Trois mannequins musulmanes qui affichent fièrement leur voile en couverture de « Vogue arabia »… Tout un symbole !

Et dire que Décathlon s’est vu, en France, contraint de renoncer à la vente de ses hijabs de running fin février… Il aura suffi que nombre d’internautes, juges du tribunal des mœurs qu’est devenu Twitter, crient à l’indécence, à la soumission de la femme et à la violation du sacro-saint principe de laïcité. Alors que dans le même pays, à la période de Noël, les crèches de la Nativité continuent à envahir les vitrines, ou que certains jours du calendrier sont l’occasion de célébrer collectivement des saints chrétiens…

Qui aurait donc cru, il y a une vingtaine d’années, que ce serait le milieu de la mode qui, sur cette question que l’on a vite fait de qualifier d’épineuse, afficherait tolérance et progressisme ? On pourrait arguer que la mode reste avant tout affaire de gros sous, et que dans un monde qui compte près de deux milliards de musulmans (ils seront 2,76 milliards d’ici 2050, selon le bureau d’études américain Pew Research Center) – dont plusieurs millions dans les très riches pays du Golfe – , le secteur a tout intérêt à prendre le train en marche. C’est d’ailleurs à eux, de prime abord, que s’adresse le numéro d’avril 2019 de Vogue Arabia.

En couverture, la Somali-Américaine Halima Aden, la Danoise Amina Adan et la Britannique Ikram Abdi Omar, trois mannequins musulmanes, posent dignement avec leur hijab. Le titre ? « Mon choix. Ce que s’habiller pudiquement signifie aujourd’hui. Ton corps, tes règles. » « Penser qu’il y a encore trois ans, il n’y avait pas une seule top model en hijab », se félicite d’ailleurs Halima Aden sur son compte Instagram. C’est dire si la mode avance doucement mais sûrement.

La publication consacre son dossier à des « femmes qui bouleversent les stéréotypes ». Et quelles femmes ! Ilhan Omar, députée américaine qui n’a pas sa langue dans la poche ; Ghizlan Guenez, femme d’affaires d’origine algérienne, basée entre Londres et Dubaï et fondatrice de The Modist, plateforme de vente en ligne dédiée à la mode pudique ; la créatrice de turbans de luxe franco-tunisienne Donia Allegue ; la patineuse artistique émiratie Zahra Lari ; ou encore la blogueuse et créatrice Mélanie Elturk, ambassadrice du hijab de luxe aux États-Unis.

Voilées ou pas, ces femmes déambulent et brisent le plafond de verre au sein d’espaces publics pas si différents de celui où Décathlon a voulu vendre ses hijabs.
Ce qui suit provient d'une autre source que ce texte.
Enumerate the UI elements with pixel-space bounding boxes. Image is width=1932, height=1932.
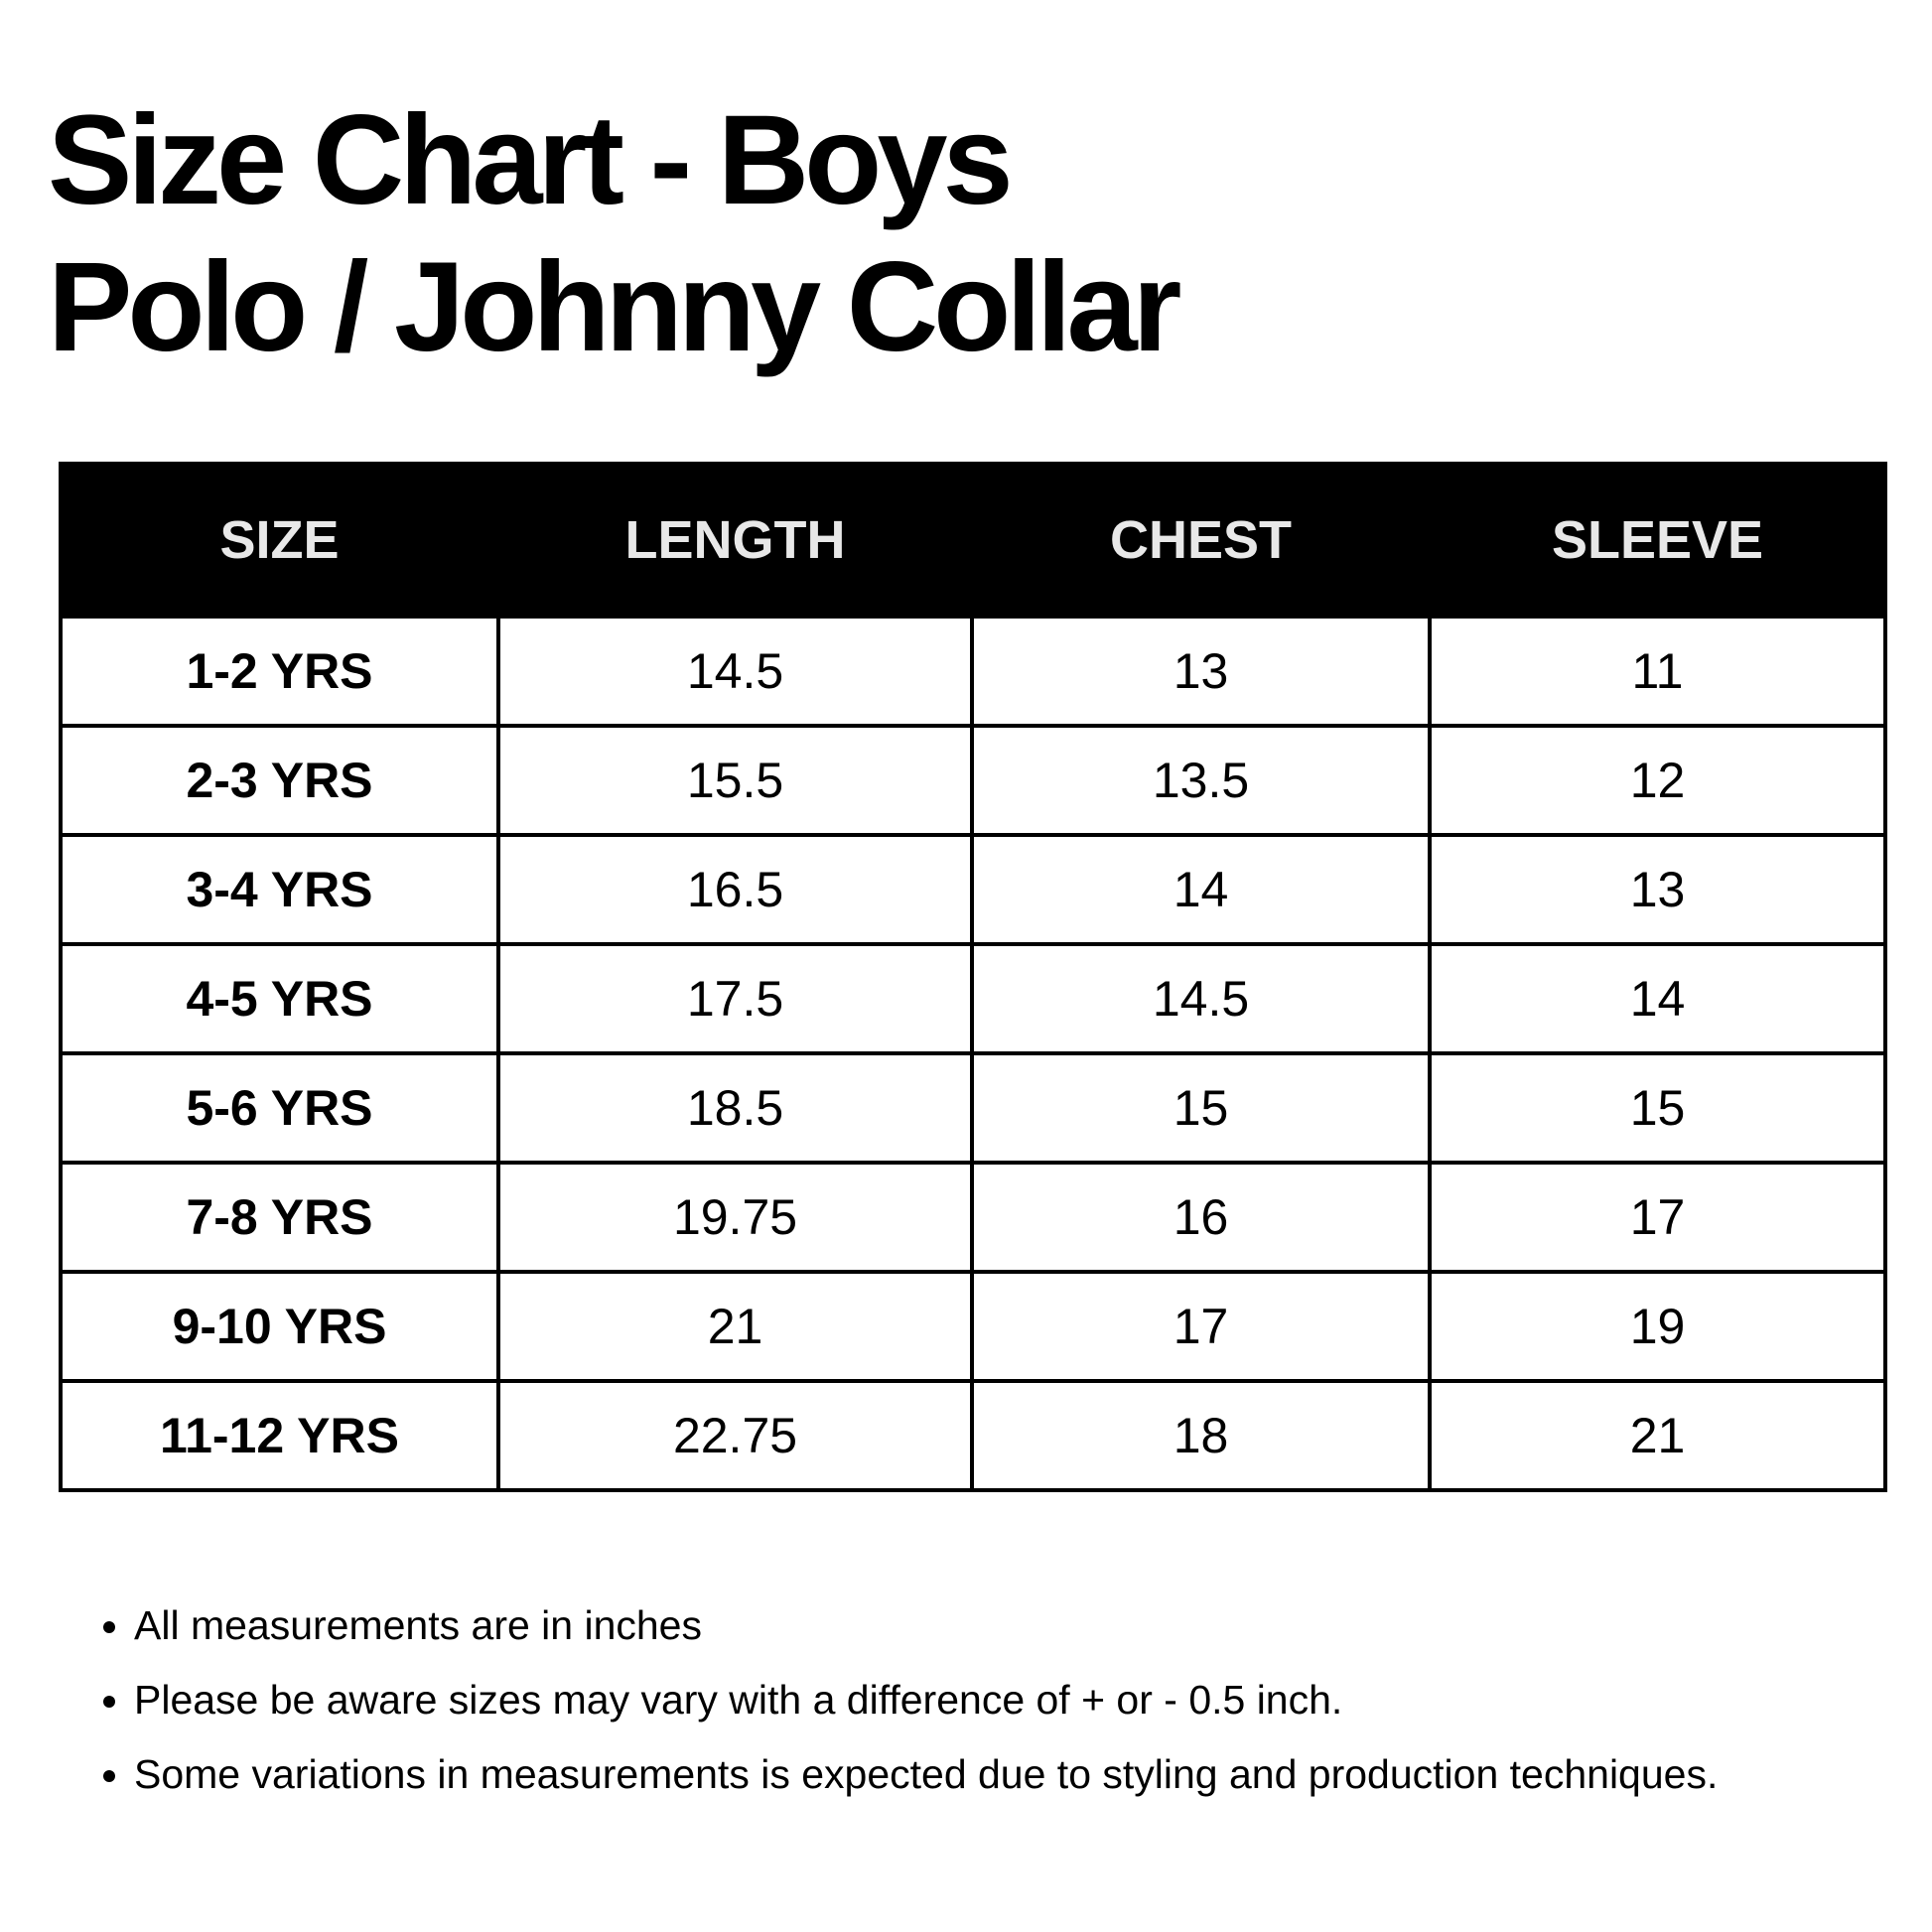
- size-cell: 1-2 YRS: [59, 615, 500, 728]
- title: Size Chart - Boys Polo / Johnny Collar: [48, 87, 1181, 381]
- column-header: CHEST: [970, 462, 1432, 619]
- value-cell: 22.75: [496, 1379, 974, 1492]
- note: Please be aware sizes may vary with a di…: [134, 1663, 1912, 1737]
- header-row: SIZE LENGTH CHEST SLEEVE: [59, 462, 1887, 619]
- value-cell: 13: [1428, 833, 1887, 946]
- table-row: 7-8 YRS 19.75 16 17: [59, 1161, 1887, 1274]
- value-cell: 15: [1428, 1051, 1887, 1165]
- value-cell: 13.5: [970, 724, 1432, 837]
- size-cell: 3-4 YRS: [59, 833, 500, 946]
- table-row: 9-10 YRS 21 17 19: [59, 1270, 1887, 1383]
- value-cell: 13: [970, 615, 1432, 728]
- value-cell: 17.5: [496, 942, 974, 1055]
- note: Some variations in measurements is expec…: [134, 1737, 1912, 1812]
- title-line: Size Chart - Boys: [48, 89, 1014, 231]
- column-header: LENGTH: [496, 462, 974, 619]
- size-cell: 7-8 YRS: [59, 1161, 500, 1274]
- size-cell: 5-6 YRS: [59, 1051, 500, 1165]
- value-cell: 14: [970, 833, 1432, 946]
- table-body: 1-2 YRS 14.5 13 11 2-3 YRS 15.5 13.5 12 3-4 YRS 1…: [59, 615, 1887, 1492]
- size-cell: 11-12 YRS: [59, 1379, 500, 1492]
- value-cell: 17: [970, 1270, 1432, 1383]
- table-head: SIZE LENGTH CHEST SLEEVE: [59, 462, 1887, 619]
- value-cell: 16: [970, 1161, 1432, 1274]
- title-line: Polo / Johnny Collar: [48, 236, 1181, 378]
- size-cell: 2-3 YRS: [59, 724, 500, 837]
- value-cell: 18: [970, 1379, 1432, 1492]
- size-cell: 9-10 YRS: [59, 1270, 500, 1383]
- size-cell: 4-5 YRS: [59, 942, 500, 1055]
- column-header: SIZE: [59, 462, 500, 619]
- value-cell: 15: [970, 1051, 1432, 1165]
- value-cell: 21: [1428, 1379, 1887, 1492]
- notes: All measurements are in inchesPlease be …: [105, 1588, 1912, 1812]
- column-header: SLEEVE: [1428, 462, 1887, 619]
- value-cell: 21: [496, 1270, 974, 1383]
- table-row: 1-2 YRS 14.5 13 11: [59, 615, 1887, 728]
- value-cell: 18.5: [496, 1051, 974, 1165]
- value-cell: 16.5: [496, 833, 974, 946]
- table-row: 11-12 YRS 22.75 18 21: [59, 1379, 1887, 1492]
- table-row: 4-5 YRS 17.5 14.5 14: [59, 942, 1887, 1055]
- value-cell: 11: [1428, 615, 1887, 728]
- value-cell: 17: [1428, 1161, 1887, 1274]
- value-cell: 15.5: [496, 724, 974, 837]
- value-cell: 14.5: [970, 942, 1432, 1055]
- value-cell: 19: [1428, 1270, 1887, 1383]
- note: All measurements are in inches: [134, 1588, 1912, 1663]
- value-cell: 19.75: [496, 1161, 974, 1274]
- table-row: 5-6 YRS 18.5 15 15: [59, 1051, 1887, 1165]
- value-cell: 12: [1428, 724, 1887, 837]
- table-row: 3-4 YRS 16.5 14 13: [59, 833, 1887, 946]
- value-cell: 14: [1428, 942, 1887, 1055]
- size-table: SIZE LENGTH CHEST SLEEVE 1-2 YRS 14.5 13 11 2-3…: [59, 462, 1887, 1492]
- value-cell: 14.5: [496, 615, 974, 728]
- table-row: 2-3 YRS 15.5 13.5 12: [59, 724, 1887, 837]
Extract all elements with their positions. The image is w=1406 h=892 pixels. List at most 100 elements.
Elles arrivent même à donner de la voix au pays de Donald Trump, c’est pour dire !

Ce numéro se veut  un plaidoyer en faveur de la mode pudique et du droit des femmes musulmanes du monde entier à disposer de leurs vêtements, religieux ou non. Et cela, dans la mesure où les trois femmes en couverture jouissent d’une carrière et d’un rayonnement internationaux. « Je crois qu’il est important de rappeler que porter le hijab est le choix personnel d’une femme », affirme ainsi Halima Aden, la plus célèbre d’entre elles, dans les pages du magazine.

D’ici à 2022, le marché de la « modest fashion » (« mode pudique ») devrait peser 373 milliards de dollars (332 milliards d’euros), selon le rapport « State of the Global Islamic Economy 2017-2018 » publié par Reuters. Une manne financière sur laquelle les grands acteurs du luxe ne peuvent plus faire l’impasse.

Mais, bien au-delà de ça, le symbole et le message portés par Vogue sont plus que bienvenus et, surtout, nécessaires. « Une femme qui porte le hijab ne sera pas meilleure ou pire musulmane qu’une autre. Pour moi, il représente la pudeur et me donne un sentiment de puissance », conclut Halima Aden. Se sentir puissante tout en portant un hijab ? On le conçoit aisément.